Montalvo Javier, García-Martín Álvaro, Carballeira Pablo, SanMiguel Juan C
Video Processing and Understanding Lab, Escuela Politécnica Superior, Universidad Autónoma de Madrid, 28049 Madrid, Spain.
J Imaging. 2025 May 22;11(6):172. doi: 10.3390/jimaging11060172.

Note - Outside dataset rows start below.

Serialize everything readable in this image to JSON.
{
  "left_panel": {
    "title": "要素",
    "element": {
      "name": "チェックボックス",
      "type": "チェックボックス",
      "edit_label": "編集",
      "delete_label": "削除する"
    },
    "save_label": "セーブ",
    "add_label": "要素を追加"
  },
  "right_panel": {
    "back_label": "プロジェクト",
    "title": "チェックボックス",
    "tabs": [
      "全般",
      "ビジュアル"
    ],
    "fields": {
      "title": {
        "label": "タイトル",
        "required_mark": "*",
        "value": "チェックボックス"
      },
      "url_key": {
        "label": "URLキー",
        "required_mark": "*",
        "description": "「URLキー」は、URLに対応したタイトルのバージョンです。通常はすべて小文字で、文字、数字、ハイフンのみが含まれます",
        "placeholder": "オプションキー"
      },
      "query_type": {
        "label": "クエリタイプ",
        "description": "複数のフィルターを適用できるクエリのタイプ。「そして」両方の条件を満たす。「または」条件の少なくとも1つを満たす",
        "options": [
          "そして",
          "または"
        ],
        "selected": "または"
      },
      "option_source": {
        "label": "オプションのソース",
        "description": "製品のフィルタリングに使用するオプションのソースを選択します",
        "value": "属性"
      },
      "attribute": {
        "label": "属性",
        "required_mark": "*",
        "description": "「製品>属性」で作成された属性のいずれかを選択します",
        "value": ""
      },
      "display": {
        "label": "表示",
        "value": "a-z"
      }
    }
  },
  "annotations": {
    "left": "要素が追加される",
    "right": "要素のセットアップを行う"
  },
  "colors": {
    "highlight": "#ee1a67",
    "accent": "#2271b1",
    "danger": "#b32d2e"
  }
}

Semantic segmentation is a computer vision task where classification is performed at the pixel level. Due to this, the process of labeling images for semantic segmentation is time-consuming and expensive. To mitigate this cost there has been a surge in the use of synthetically generated data-usually created using simulators or videogames-which, in combination with domain adaptation methods, can effectively learn how to segment real data. Still, these datasets have a particular limitation: due to their closed-set nature, it is not possible to include novel classes without modifying the tool used to generate them, which is often not public. Concurrently, generative models have made remarkable progress, particularly with the introduction of diffusion models, enabling the creation of high-quality images from text prompts without additional supervision. In this work, we propose an unsupervised pipeline that leverages Stable Diffusion and Segment Anything Module to generate class examples with an associated segmentation mask, and a method to integrate generated cutouts for novel classes in semantic segmentation datasets, all with minimal user input. Our approach aims to improve the performance of unsupervised domain adaptation methods by introducing novel samples into the training data without modifications to the underlying algorithms. With our methods, we show how models can not only effectively learn how to segment novel classes, with an average performance of 51% intersection over union for novel classes, but also reduce errors for other, already existing classes, reaching a higher performance level overall.
语义分割是一种计算机视觉任务,在像素级别上进行分类。因此,为语义分割标注图像的过程既耗时又昂贵。为了降低这种成本,合成生成数据的使用激增,这些数据通常是使用模拟器或视频游戏创建的,结合域适应方法,可以有效地学习如何分割真实数据。然而,这些数据集有一个特殊的局限性:由于它们的封闭集性质,如果不修改用于生成它们的工具(而这些工具通常不是公开的),就不可能包含新的类别。与此同时,生成模型取得了显著进展,特别是随着扩散模型的引入,能够在没有额外监督的情况下根据文本提示创建高质量图像。在这项工作中,我们提出了一种无监督的流程,利用Stable Diffusion和分割一切模型(Segment Anything Module)来生成带有相关分割掩码的类别示例,以及一种将生成的新类别抠图集成到语义分割数据集中的方法,所有这些都只需最少的用户输入。我们的方法旨在通过在不修改底层算法的情况下将新样本引入训练数据来提高无监督域适应方法的性能。通过我们的方法,我们展示了模型不仅可以有效地学习如何分割新类别,新类别的平均交并比性能达到51%,而且还可以减少其他现有类别的错误,总体上达到更高的性能水平。